Staff is happier because they no longer have to remember multiple logins and passwords. Today, users only have to remember their Windows login password. Each time they reset their Windows password, it is automatically applied across all the applications they need to access. The organization’s security policy requires staff to change their password every 90 days.
The Oracle identity management system has introduced access protocols at HKHS that have improved overall security. For example, it records every access request, allowing senior IT managers to ensure IT staff follows access authorization procedures. All errors or issues can be traced back to the source.
Another example of improved security is first-time password delivery. Previously, the organization had one default, first-time password. Now, first-time passwords are automatically generated and each one is unique, reducing security risks.
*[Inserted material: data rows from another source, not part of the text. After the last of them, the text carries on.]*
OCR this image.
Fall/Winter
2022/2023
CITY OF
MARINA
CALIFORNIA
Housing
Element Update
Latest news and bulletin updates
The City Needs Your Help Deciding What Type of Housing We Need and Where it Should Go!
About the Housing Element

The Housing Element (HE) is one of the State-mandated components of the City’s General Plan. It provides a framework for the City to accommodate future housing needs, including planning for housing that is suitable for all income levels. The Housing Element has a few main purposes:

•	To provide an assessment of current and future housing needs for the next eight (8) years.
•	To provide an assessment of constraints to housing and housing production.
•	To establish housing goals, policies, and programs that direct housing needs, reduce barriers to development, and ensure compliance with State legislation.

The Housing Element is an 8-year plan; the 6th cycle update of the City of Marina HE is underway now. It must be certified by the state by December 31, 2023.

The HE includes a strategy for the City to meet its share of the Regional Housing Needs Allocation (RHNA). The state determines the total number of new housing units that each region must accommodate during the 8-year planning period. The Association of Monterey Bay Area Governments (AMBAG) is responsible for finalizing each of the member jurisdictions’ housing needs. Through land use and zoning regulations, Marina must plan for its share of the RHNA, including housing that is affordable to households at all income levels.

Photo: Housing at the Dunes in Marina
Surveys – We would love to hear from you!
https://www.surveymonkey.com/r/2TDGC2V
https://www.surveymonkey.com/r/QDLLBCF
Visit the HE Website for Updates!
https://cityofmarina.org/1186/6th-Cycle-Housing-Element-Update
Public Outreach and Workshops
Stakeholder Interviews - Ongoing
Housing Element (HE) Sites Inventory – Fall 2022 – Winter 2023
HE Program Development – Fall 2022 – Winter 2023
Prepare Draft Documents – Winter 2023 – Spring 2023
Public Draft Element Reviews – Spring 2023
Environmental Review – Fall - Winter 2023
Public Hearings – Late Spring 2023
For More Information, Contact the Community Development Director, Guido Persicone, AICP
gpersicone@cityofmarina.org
Audit reports generated by the system are submitted to an internal audit and governance committee, as well as external auditors. “The reports enable us to show our audit and governance committee that the IT team is enforcing and complying with corporate security policies,” said Lau.
HKHS intends to implement a Service-Oriented Architecture, having purchased Oracle SOA Suite in preparation for this move. According to Fong, the Oracle identity management system will constitute a very critical part of the organization’s SOA.
“We need access control for every Web service module and intend to use Oracle Identity Management to expose our infrastructure to Web services,” she said. “We have already used Oracle Service Registry to make Web services available under policies established in Oracle Web Services Manager.
“To strengthen SOA governance in relation to security, we also piloted authentication and authorization services based on user profiles and policy rules using Oracle Web Services Manager and Oracle Internet Directory. This has improved the traceability and maintainability of the services access control, and will result in a stronger foundation for SOA governance.
Oracle Identity Management solutions were chosen mainly because they supported HKHS’s SOA ambitions.
“A truly comprehensive, integrated identity management solution is a critical success factor for any organization seeking to improve the maturity levels of its enterprise security framework and its service delivery―both internally and externally,” said Peter Miao, head of IT at the Hong Kong Housing Society. “The completion of this extensive and extremely complex project is a major achievement. The benefits are already making an impact on our daily operations.”
As an Oracle user, it also made sense for HKHS to select identity management solutions from the same vendor. “Choosing Oracle would make it easy for us to integrate identity management with our Oracle Database and JD Edwards EnterpriseOne and PeopleSoft Enterprise applications,” said Fong. “This was important as most of the integration involved extracting information from the Oracle Database, particularly the central user repository. Oracle’s complete suite of middleware eliminated risk and helped speed up implementation time.”
“Oracle Identity Manager and Oracle Access Manager provide us with an array of reports that vastly strengthen our compliance and IT governance capabilities,” said Lau. “It also simplified information security management and enhanced quality assurance activities.”
The Oracle Identity Management solution was deployed in three stages, beginning in 2007. In that year, HKHS designed and built a central user repository to provide a consolidated view of all its staff, listing their common and agreed attributes. Access rights would be granted, based on these attributes. It was completed in late 2008. Next was the single sign-on platform, built using Oracle Access Manager and launched in late 2009.
Work began on the final element―the user provisioning platform―in 2008, and it was completed in 2010. HKHS engaged HP to deliver this platform.